Attualità

La vera diarchia

Molto spesso nell’analisi del declino economico-culturale del nostro Paese viene indicato tra i responsabili il potere politico nelle sue diverse articolazioni. Altrettanto spesso tale individuazione risulterebbe corretta ma sostanzialmente superficiale in quanto lo stesso potere politico  è espressione o, meglio, braccio operativo di una diarchia molto più potente che utilizza ogni articolazione politica per ottenere i propri obiettivi. La prima forma di questo potere è rappresentato sicuramente dalla gestione del credito che rappresenta la vera ed assoluta forma di potere in un Paese che da sempre declina verso un debito pubblico e che soprattutto non ha ancora compreso come la gestione dello stesso, ad un livello fisiologico, rappresenterebbe di per sé una forma di libertà e, di conseguenza, di limitazione del potere della gestione credito stesso.

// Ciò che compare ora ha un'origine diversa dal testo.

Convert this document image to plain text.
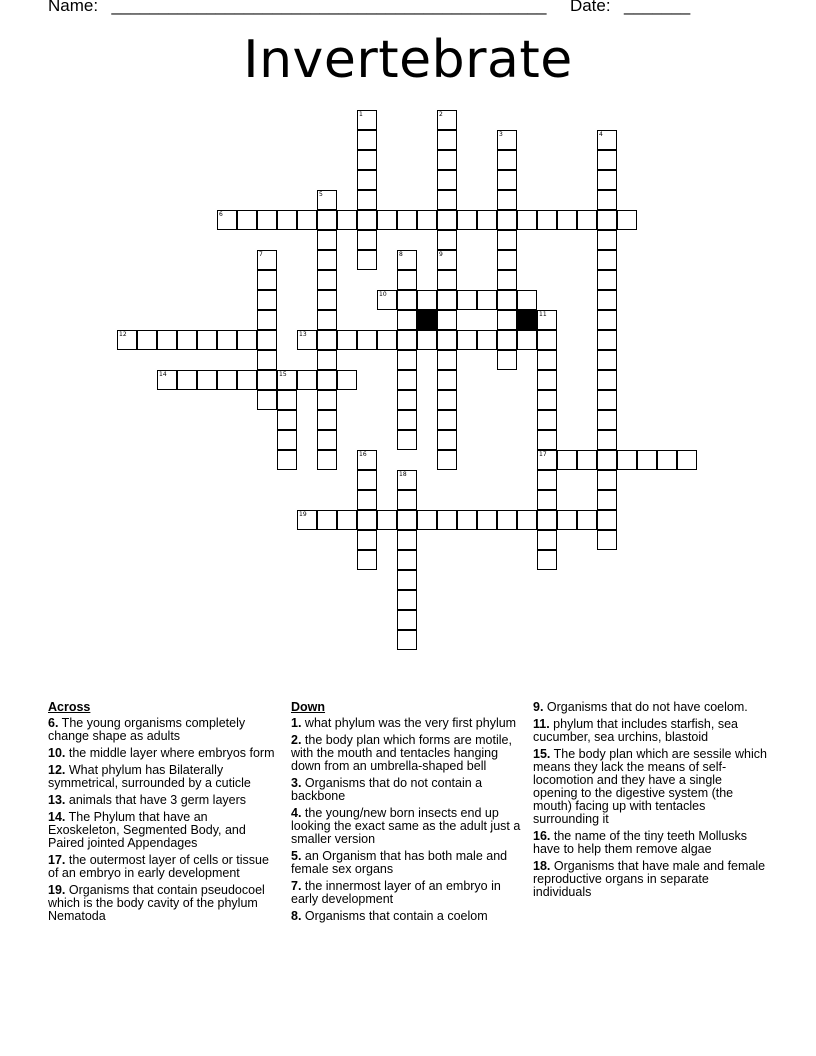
Name: ______________________________________________ Date: _______
Invertebrate
1	2
3	4
5
6
7	8	9
10
11
17
12	13
14	15
16
18
19
Across
6. The young organisms completely change shape as adults
10. the middle layer where embryos form
12. What phylum has Bilaterally symmetrical, surrounded by a cuticle
13. animals that have 3 germ layers
14. The Phylum that have an Exoskeleton, Segmented Body, and Paired jointed Appendages
17. the outermost layer of cells or tissue of an embryo in early development
19. Organisms that contain pseudocoel which is the body cavity of the phylum Nematoda
Down
1. what phylum was the very first phylum
2. the body plan which forms are motile, with the mouth and tentacles hanging down from an umbrella-shaped bell
3. Organisms that do not contain a backbone
4. the young/new born insects end up looking the exact same as the adult just a smaller version
5. an Organism that has both male and female sex organs
7. the innermost layer of an embryo in early development
8. Organisms that contain a coelom
9. Organisms that do not have coelom.
11. phylum that includes starfish, sea cucumber, sea urchins, blastoid
15. The body plan which are sessile which means they lack the means of self-locomotion and they have a single opening to the digestive system (the mouth) facing up with tentacles surrounding it
16. the name of the tiny teeth Mollusks have to help them remove algae
18. Organisms that have male and female reproductive organs in separate individuals
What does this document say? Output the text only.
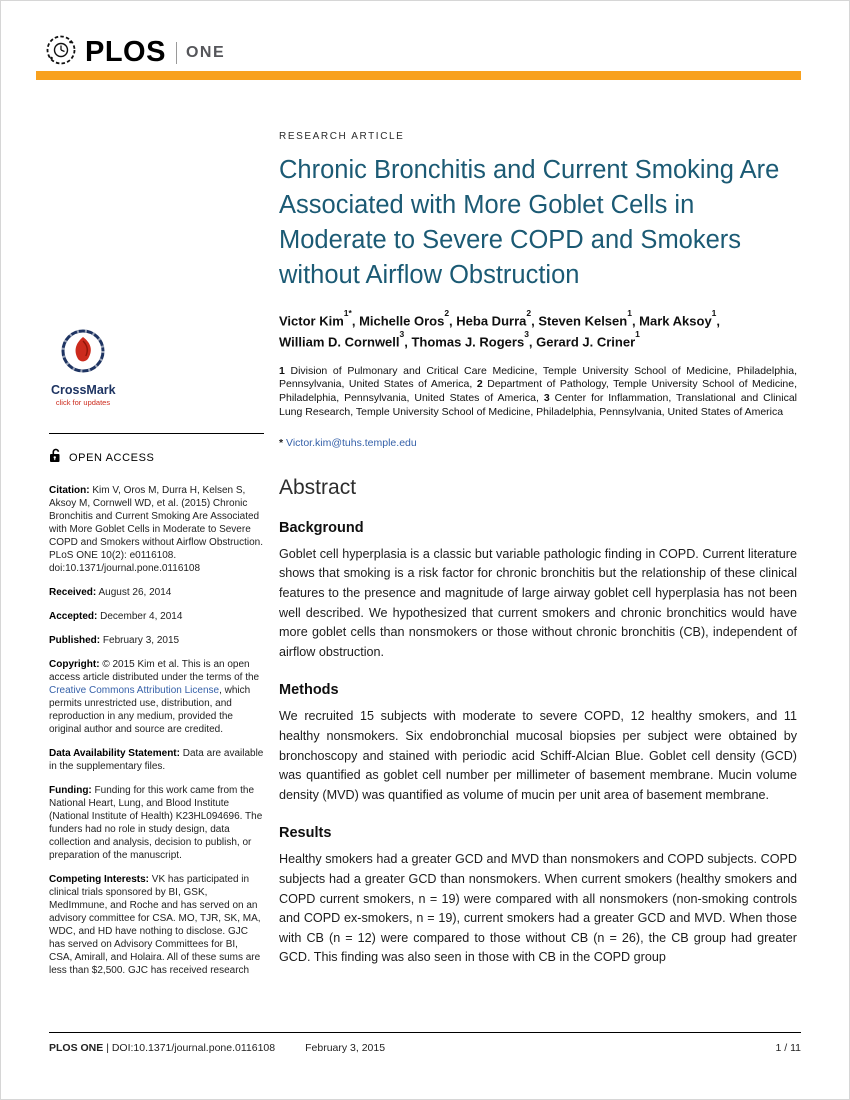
PLOS ONE
CrossMark
click for updates
OPEN ACCESS

Citation: Kim V, Oros M, Durra H, Kelsen S, Aksoy M, Cornwell WD, et al. (2015) Chronic Bronchitis and Current Smoking Are Associated with More Goblet Cells in Moderate to Severe COPD and Smokers without Airflow Obstruction. PLoS ONE 10(2): e0116108. doi:10.1371/journal.pone.0116108

Received: August 26, 2014

Accepted: December 4, 2014

Published: February 3, 2015

Copyright: © 2015 Kim et al. This is an open access article distributed under the terms of the Creative Commons Attribution License, which permits unrestricted use, distribution, and reproduction in any medium, provided the original author and source are credited.

Data Availability Statement: Data are available in the supplementary files.

Funding: Funding for this work came from the National Heart, Lung, and Blood Institute (National Institute of Health) K23HL094696. The funders had no role in study design, data collection and analysis, decision to publish, or preparation of the manuscript.

Competing Interests: VK has participated in clinical trials sponsored by BI, GSK, MedImmune, and Roche and has served on an advisory committee for CSA. MO, TJR, SK, MA, WDC, and HD have nothing to disclose. GJC has served on Advisory Committees for BI, CSA, Amirall, and Holaira. All of these sums are less than $2,500. GJC has received research

RESEARCH ARTICLE
Chronic Bronchitis and Current Smoking Are Associated with More Goblet Cells in Moderate to Severe COPD and Smokers without Airflow Obstruction

Victor Kim$^{1*}$, Michelle Oros$^2$, Heba Durra$^2$, Steven Kelsen$^1$, Mark Aksoy$^1$,
William D. Cornwell$^3$, Thomas J. Rogers$^3$, Gerard J. Criner$^1$

1 Division of Pulmonary and Critical Care Medicine, Temple University School of Medicine, Philadelphia, Pennsylvania, United States of America, 2 Department of Pathology, Temple University School of Medicine, Philadelphia, Pennsylvania, United States of America, 3 Center for Inflammation, Translational and Clinical Lung Research, Temple University School of Medicine, Philadelphia, Pennsylvania, United States of America

* Victor.kim@tuhs.temple.edu

Abstract
Background

Goblet cell hyperplasia is a classic but variable pathologic finding in COPD. Current literature shows that smoking is a risk factor for chronic bronchitis but the relationship of these clinical features to the presence and magnitude of large airway goblet cell hyperplasia has not been well described. We hypothesized that current smokers and chronic bronchitics would have more goblet cells than nonsmokers or those without chronic bronchitis (CB), independent of airflow obstruction.

Methods

We recruited 15 subjects with moderate to severe COPD, 12 healthy smokers, and 11 healthy nonsmokers. Six endobronchial mucosal biopsies per subject were obtained by bronchoscopy and stained with periodic acid Schiff-Alcian Blue. Goblet cell density (GCD) was quantified as goblet cell number per millimeter of basement membrane. Mucin volume density (MVD) was quantified as volume of mucin per unit area of basement membrane.

Results

Healthy smokers had a greater GCD and MVD than nonsmokers and COPD subjects. COPD subjects had a greater GCD than nonsmokers. When current smokers (healthy smokers and COPD current smokers, n = 19) were compared with all nonsmokers (non-smoking controls and COPD ex-smokers, n = 19), current smokers had a greater GCD and MVD. When those with CB (n = 12) were compared to those without CB (n = 26), the CB group had greater GCD. This finding was also seen in those with CB in the COPD group

PLOS ONE | DOI:10.1371/journal.pone.0116108	February 3, 2015	1 / 11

Il sistema bancario, i cui disastri nella gestione pubblica con il  fallimento del Banco di Napoli e Banca di Sicilia rappresentano una delle immagini più compromesse della commistione tra interessi privati e potere politico nella sua declinazione verso il controllo e la gestione privati, ha raggiunto livelli di degrado inimmaginabili. A livello internazionale infatti va ricordato che l’inizio della crisi esplosa del 2008 negli Stati Uniti con la crisi del debito sub-prime ha trovato origine nella scellerata decisione da parte del presidente degli Stati Uniti Clinton di togliere la divisione tra banche d’affari e banche commerciali. Questa scelta politica, di fatto, ha dato inizio alle dinamiche finanziarie suicide con la complicità della Federal Reserve che adottò una politica monetaria molto espansiva per offrire linfa allo sviluppo ma che contemporaneamente  ha portato alla devastante crisi finanziaria dei mutui sub-prime.

La seconda forma di potere che assume le più diverse forme politiche sia di centro-sinistra che di centro-destra risulta quello della spesa pubblica. Basterebbe infatti analizzare l’andamento della percentuale dedicata alla spesa in conto capitale (le risorse finanziarie destinate agli investimenti strutturali con ricadute elettorali molto più dilazionati nel tempo) in continua diminuzione fino alla percentuale infinitesimale attuale per comprendere come in buona sostanza la spesa pubblica rappresenti il vero ed unico modo adottato per acquisire quel consenso elettorale distribuendo vantaggi ed esenzioni fiscali come anche reddito di cittadinanza ingresso al sistema pensionistico o assunzioni clientelari o elargizioni di ottanta euro.

La costante fondamentale di tutti i governi che si sono alternati negli ultimi quarant’anni  alla guida del nostro Paese nasce appunto dalla commistione tra i partito della spesa pubblica (mai diminuita a fronte di dichiarazioni menzognere senza dignità) unito alla gestione credito dal quale le politiche governative hanno trovato il sostegno finanziario  legiferando di conseguenza sempre a favore degli stessi Istituti bancari, vedi sostenitori della politica della spesa pubblica.

In questo contesto di complicità, la via per uscire da questa diarchia nefasta viene ora rappresentata  dall’unica opzione della riduzione del debito pubblico. Entrambi i soggetti di tale diarchia traggono la propria forza dall’aumento della spesa  stessa e, contemporaneamente e conseguentemente, del debito pubblico: prova ne è come entrambi avversino la proposta in ambito europeo  di porre un limite alla detenzione di titoli di debito pubblico presso gli istituti privati presentata e proposta dalla Germania. La perdita di peso del debito all’interno del sistema economico italiano infatti renderebbe la politica stessa e il  sistema italiano nel loro  complesso  meno influenzabili  dal mondo finanziario.

Un obiettivo che, al di là delle ricette fantasmagoriche che ogni governo periodicamente propone, deve partire con una parallela ma decisa riduzione o quantomeno ottimizzazione della spesa pubblica i cui risparmi così ottenuti vengano utilizzati per una costante e graduale riduzione della pressione fiscale quanto del debito pubblico. Attraverso la spesa pubblica, ma soprattutto attraverso il debito, lo Stato diventa il primo concorrente nel reperimento di risorse finanziarie del sistema imprenditoriale, una situazione aggravata dalla deriva finanziaria degli stessi istituti di credito.

In un contesto così incestuoso tra due espressioni di interessi diversi che operano assieme nell’unica direzione del proprio  vantaggio la riduzione del debito pubblico  rappresenta l’unica soluzione per rompere questo sodalizio che sta strangolando la nostra economia e ridare valore alla politica economica ed in definitiva alla democrazia italiana.